# Speculating about causal effects

Let's say I have some mechanism that theoretically says $$a_t$$ positively affects $$b_t$$ and $$b_t$$ positively affects $$c_t$$. I have data on $$a_t$$ and $$c_t$$ but not $$b_t$$. Thus, $$b_t$$ is unobserved. I run a regression: $$c_t$$ = $$\alpha_0 + \alpha_1 a_t$$ where $$\alpha_1 > 0$$. Can I say something about the empirical effect of $$a_t$$ on $$b_t$$ although $$b_t$$ is unobserved? In this example, may be I can say that if $$a_t$$ positively affects $$c_t$$, then more likely it positively affects $$b_t$$? Thus, I am speculating about the effect of $$a_t$$ on $$b_t$$ here given the theory and the regression model.

Lemme also ask a related question. If $$a_t$$ affects $$b_t$$ and $$b_t$$ affects $$c_t$$, I can not run the regression $$c_t$$ = $$\alpha_0 + \alpha_1 a_t + \alpha_2 b_t$$ since $$a_t$$ and $$b_t$$ would be collinear, right? And I can only do that in a multiple equation model like the SVAR?

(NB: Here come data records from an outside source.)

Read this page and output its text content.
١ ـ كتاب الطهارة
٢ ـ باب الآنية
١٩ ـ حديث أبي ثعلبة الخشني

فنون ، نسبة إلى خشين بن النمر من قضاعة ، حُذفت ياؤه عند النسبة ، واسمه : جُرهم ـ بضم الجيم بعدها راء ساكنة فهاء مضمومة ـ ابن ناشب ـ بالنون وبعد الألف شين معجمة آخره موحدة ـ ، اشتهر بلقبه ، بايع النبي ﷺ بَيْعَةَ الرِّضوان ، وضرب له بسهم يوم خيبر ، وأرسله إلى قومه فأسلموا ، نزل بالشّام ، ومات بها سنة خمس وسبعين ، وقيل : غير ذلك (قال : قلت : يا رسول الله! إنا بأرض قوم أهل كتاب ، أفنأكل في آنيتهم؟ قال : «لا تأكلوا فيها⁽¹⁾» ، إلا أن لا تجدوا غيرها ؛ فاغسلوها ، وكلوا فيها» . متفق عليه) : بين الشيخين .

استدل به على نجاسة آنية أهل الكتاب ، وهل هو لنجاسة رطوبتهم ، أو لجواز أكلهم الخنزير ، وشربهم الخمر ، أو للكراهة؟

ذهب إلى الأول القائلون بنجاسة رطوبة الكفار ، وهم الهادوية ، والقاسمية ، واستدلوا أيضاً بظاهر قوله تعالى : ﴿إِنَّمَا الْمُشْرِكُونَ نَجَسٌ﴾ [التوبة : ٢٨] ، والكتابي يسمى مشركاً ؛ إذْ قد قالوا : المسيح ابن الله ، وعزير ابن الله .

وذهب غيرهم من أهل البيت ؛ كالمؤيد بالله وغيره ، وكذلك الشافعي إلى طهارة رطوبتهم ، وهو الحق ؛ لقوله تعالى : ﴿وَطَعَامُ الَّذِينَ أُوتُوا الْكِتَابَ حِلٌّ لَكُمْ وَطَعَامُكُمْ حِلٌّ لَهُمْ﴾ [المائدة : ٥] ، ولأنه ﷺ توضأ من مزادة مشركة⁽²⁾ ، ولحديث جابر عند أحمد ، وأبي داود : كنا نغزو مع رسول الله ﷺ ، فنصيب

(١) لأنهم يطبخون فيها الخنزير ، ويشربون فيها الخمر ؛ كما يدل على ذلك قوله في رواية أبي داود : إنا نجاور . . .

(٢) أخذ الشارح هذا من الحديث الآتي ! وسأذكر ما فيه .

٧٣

• The theory is: $c_t =\beta_0 +\beta_1 b_t +e_t$ and $b_t =\alpha_0 +\alpha_1 a_t +v_t$ This means your regression is effectively, $c_t =\gamma_0 +\gamma_1 a_t +u_t$ Where $\gamma_1 =\beta_1 \alpha_1$ If you only observe $\gamma_1$, is not possible to identify any aspect of $\beta_1$, even the sign. Aug 14 at 11:09
• You can run a regression $c_t = \alpha_0 +\alpha_1 a_t +\alpha_1b_t+u_t$, but you'd estimate the effect of $a_t$ holding fixed $b_t$, while part of $a_t$'s effect presumably operates through $b_t$. Aug 14 at 11:11
• If you run the regression $c_t = a_0 + a_1 a_t + a_2 b_t$ and $a_t$ only relates to $c_t$ through $b_t$ then the coefficient $a_1$ should be zero after controlling for $b_t$. They are not collinear since presumably $a_t$ and $b_t$ have their own noise terms. Aug 14 at 14:48
• @MichaelGmeiner Please post answers as answers. Aug 14 at 20:21
• @Giskard Andrew and I didn't suggest $c_t =\alpha_0 +\alpha_1 a_t +\alpha_2 b_t$. OP did in his second paragraph. Andrew and I responded to that. Aug 15 at 11:29

The theory is: $$c_t=\beta_0+\beta_1b_t+e_t$$ and $$b_t=\alpha_0+\alpha_1a_t+v_t$$. This means your regression is effectively, $$c_t=\gamma_0+\gamma_1a_t+u_t$$ Where $$\gamma_1=\beta_1\alpha_1$$ If you only observe $$\gamma_1$$, is not possible to identify any aspect of $$\beta_1$$, even the sign.
You can run a regression $$c_t=\alpha_0+\alpha_1a_t+\alpha_2b_t+u_t$$, but you'd estimate the effect of $$a_t$$ holding fixed $$b_t$$, while part of $$a_t$$'s effect presumably operates through $$b_t$$.